Erdoğan dün New York’da başladığı Biden’a yönelik sitemlere bugün de devam etti, “Amerika'daki liderlerin hiçbiri ile böyle bir konum yaşamadım” dedi. Sonra da Çarşamba günü Putin ile yapılacak görüşmeyi ve Putin’den neler beklediğini anlattı.
Siyasi iktidar için Rusya uzun süredir ABD’den uzaklaşmayı sağlayacak, daha doğrusu bunun bir tehdit olasılığı olarak gösterildiği bir odak olarak sayılıyor. ABD ile aralar ne zaman bozulsa ‘O zaman biz de Putin ile anlaşırız’ tavrına bürünülüyor. Ancak güncel koşullara bağlı olarak böyle bir ‘dönüşün’ olasılığı çok düşük görünüyor. Rusya ile kısmi anlaşmalar sağlansa bile siyasi iktidarın dönüp dolaşacağı ‘kürkçü dükkanı’ ABD. Bunu S-400 ve Patriot tartışmalarından, yani ‘Ne kadar pahalı olursa olsun alabiliriz’ denmesinden ve kapının ABD’ye hep açık bırakılmasından anlayabiliriz. Son gelişmelerde Biden ile ilişkilerin istendiği gibi gitmediği açık. Çünkü Biden için Erdoğan ile anlaşmak için bir sebep yok. Afganistan gündemi böyle bir imkan yaratabilirdi ama olmadı. Rusya ile geliştirecek ilişkilerin ise ABD’nin yaratacağı fırsatları yaratma potansiyeli yok. Ekonomik gidişat çok büyük oranda Batı’dan, yani ABD’nin izniyle gelecek yatırımlara, kredilere bağlı. Rusya’nın ise bu imkanları kısıtlı.

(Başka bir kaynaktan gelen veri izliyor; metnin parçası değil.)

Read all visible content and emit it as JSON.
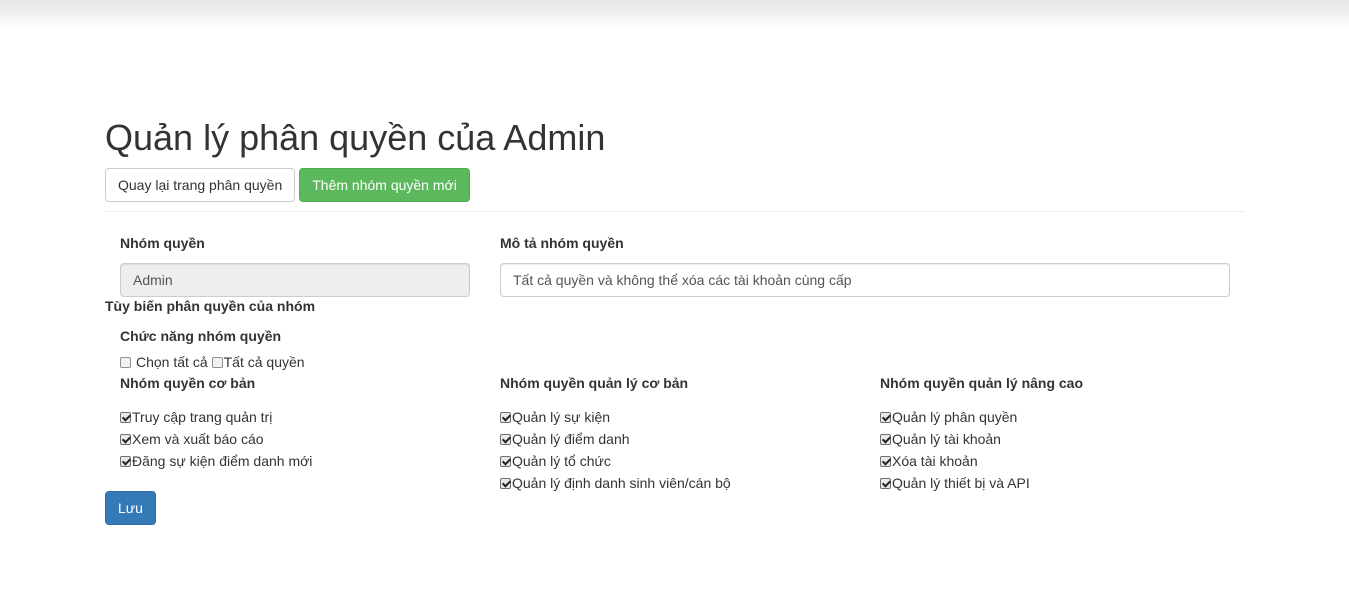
{
  "page": {
    "title": "Quản lý phân quyền của Admin"
  },
  "actions": {
    "back_label": "Quay lại trang phân quyền",
    "add_group_label": "Thêm nhóm quyền mới",
    "save_label": "Lưu"
  },
  "form": {
    "group_label": "Nhóm quyền",
    "group_value": "Admin",
    "description_label": "Mô tả nhóm quyền",
    "description_value": "Tất cả quyền và không thể xóa các tài khoản cùng cấp"
  },
  "customize": {
    "section_title": "Tùy biến phân quyền của nhóm",
    "function_title": "Chức năng nhóm quyền",
    "select_all": {
      "label": "Chọn tất cả",
      "checked": false
    },
    "all_permissions": {
      "label": "Tất cả quyền",
      "checked": false
    },
    "groups": [
      {
        "title": "Nhóm quyền cơ bản",
        "items": [
          {
            "label": "Truy cập trang quản trị",
            "checked": true
          },
          {
            "label": "Xem và xuất báo cáo",
            "checked": true
          },
          {
            "label": "Đăng sự kiện điểm danh mới",
            "checked": true
          }
        ]
      },
      {
        "title": "Nhóm quyền quản lý cơ bản",
        "items": [
          {
            "label": "Quản lý sự kiện",
            "checked": true
          },
          {
            "label": "Quản lý điểm danh",
            "checked": true
          },
          {
            "label": "Quản lý tổ chức",
            "checked": true
          },
          {
            "label": "Quản lý định danh sinh viên/cán bộ",
            "checked": true
          }
        ]
      },
      {
        "title": "Nhóm quyền quản lý nâng cao",
        "items": [
          {
            "label": "Quản lý phân quyền",
            "checked": true
          },
          {
            "label": "Quản lý tài khoản",
            "checked": true
          },
          {
            "label": "Xóa tài khoản",
            "checked": true
          },
          {
            "label": "Quản lý thiết bị và API",
            "checked": true
          }
        ]
      }
    ]
  },
  "colors": {
    "success": "#5cb85c",
    "primary": "#337ab7",
    "disabled_input_bg": "#eeeeee"
  }
}
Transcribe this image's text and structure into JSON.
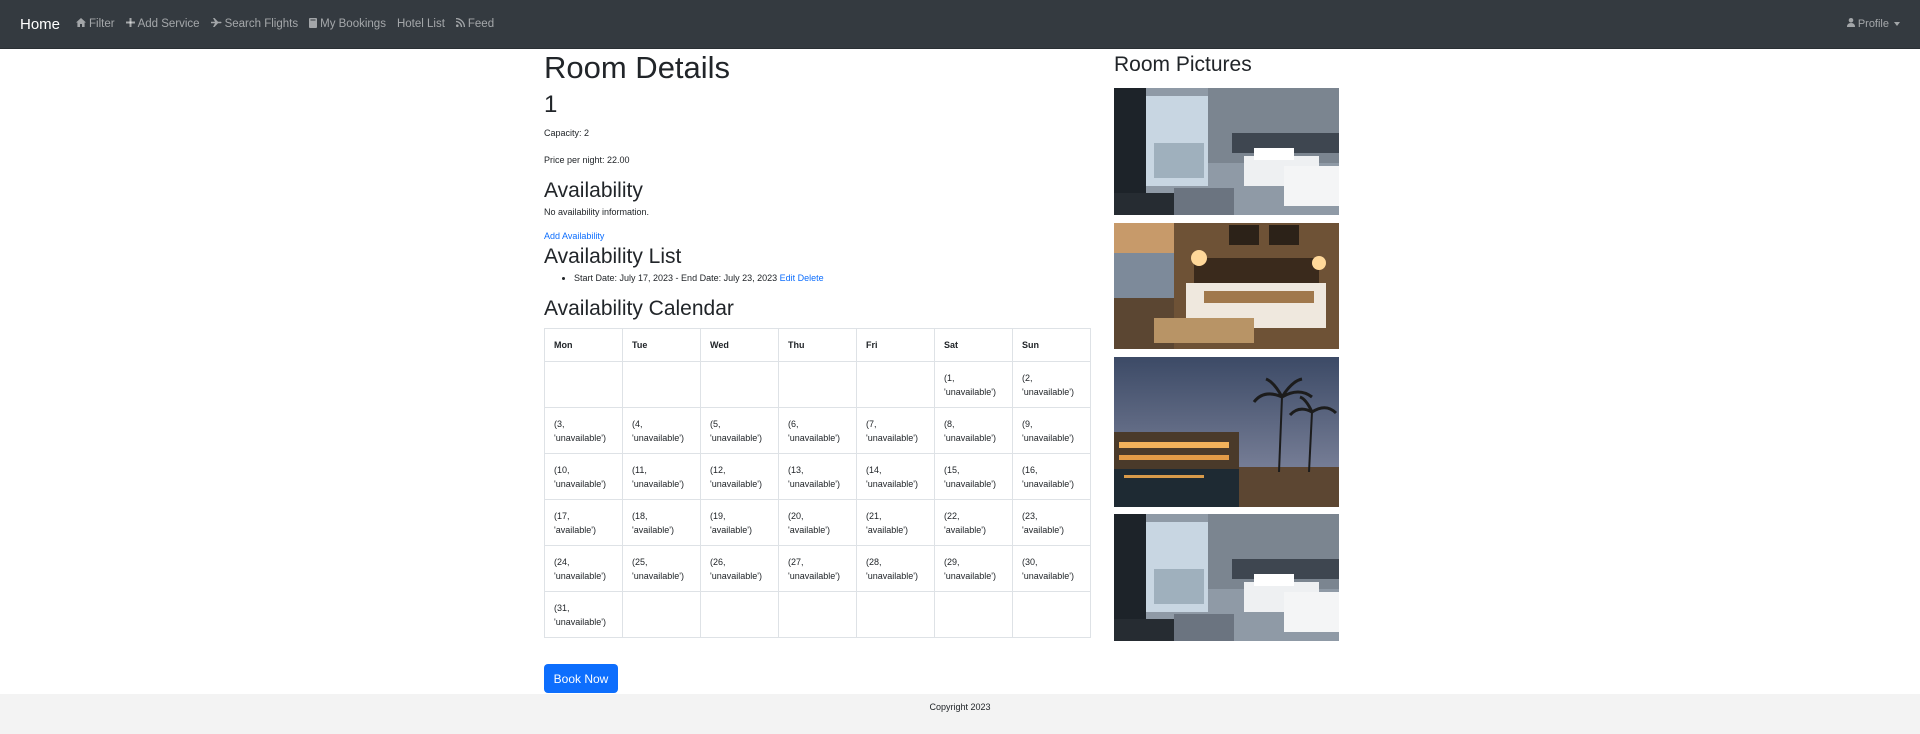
{
  "navbar": {
    "brand": "Home",
    "links": [
      {
        "label": "Filter",
        "icon": "home-icon"
      },
      {
        "label": "Add Service",
        "icon": "plus-icon"
      },
      {
        "label": "Search Flights",
        "icon": "plane-icon"
      },
      {
        "label": "My Bookings",
        "icon": "book-icon"
      },
      {
        "label": "Hotel List",
        "icon": ""
      },
      {
        "label": "Feed",
        "icon": "rss-icon"
      }
    ],
    "profile_label": "Profile",
    "profile_icon": "user-icon"
  },
  "room": {
    "title": "Room Details",
    "number": "1",
    "capacity": "Capacity: 2",
    "price": "Price per night: 22.00"
  },
  "availability": {
    "heading": "Availability",
    "no_info": "No availability information.",
    "add_link": "Add Availability"
  },
  "availability_list": {
    "heading": "Availability List",
    "items": [
      {
        "text": "Start Date: July 17, 2023 - End Date: July 23, 2023",
        "edit": "Edit",
        "delete": "Delete"
      }
    ]
  },
  "calendar": {
    "heading": "Availability Calendar",
    "days": [
      "Mon",
      "Tue",
      "Wed",
      "Thu",
      "Fri",
      "Sat",
      "Sun"
    ],
    "weeks": [
      [
        "",
        "",
        "",
        "",
        "",
        "(1, 'unavailable')",
        "(2, 'unavailable')"
      ],
      [
        "(3, 'unavailable')",
        "(4, 'unavailable')",
        "(5, 'unavailable')",
        "(6, 'unavailable')",
        "(7, 'unavailable')",
        "(8, 'unavailable')",
        "(9, 'unavailable')"
      ],
      [
        "(10, 'unavailable')",
        "(11, 'unavailable')",
        "(12, 'unavailable')",
        "(13, 'unavailable')",
        "(14, 'unavailable')",
        "(15, 'unavailable')",
        "(16, 'unavailable')"
      ],
      [
        "(17, 'available')",
        "(18, 'available')",
        "(19, 'available')",
        "(20, 'available')",
        "(21, 'available')",
        "(22, 'available')",
        "(23, 'available')"
      ],
      [
        "(24, 'unavailable')",
        "(25, 'unavailable')",
        "(26, 'unavailable')",
        "(27, 'unavailable')",
        "(28, 'unavailable')",
        "(29, 'unavailable')",
        "(30, 'unavailable')"
      ],
      [
        "(31, 'unavailable')",
        "",
        "",
        "",
        "",
        "",
        ""
      ]
    ]
  },
  "book_button": "Book Now",
  "pictures": {
    "heading": "Room Pictures",
    "images": [
      "hotel-room-twin-beds-photo",
      "hotel-room-king-bed-photo",
      "resort-pool-palms-photo",
      "hotel-room-twin-beds-photo"
    ]
  },
  "footer": {
    "text": "Copyright 2023"
  },
  "colors": {
    "navbar_bg": "#343a40",
    "link": "#0d6efd",
    "button_bg": "#0d6efd",
    "footer_bg": "#f3f3f3"
  }
}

Erdoğan bugün konuyu Suriye rejiminin durumunda açıyor ve Putin’e bu konuda birlikte çalışma çağrısı yapıyor. Yani geçen yıllarda ortada olmayan yeni hiçbir şey sunulmuyor. Erdoğan böyle bir sıkışmışlık ortamında kapıları aşındırıyor ancak somut koşullar bir kazanım elde etmesine imkan vermiyor.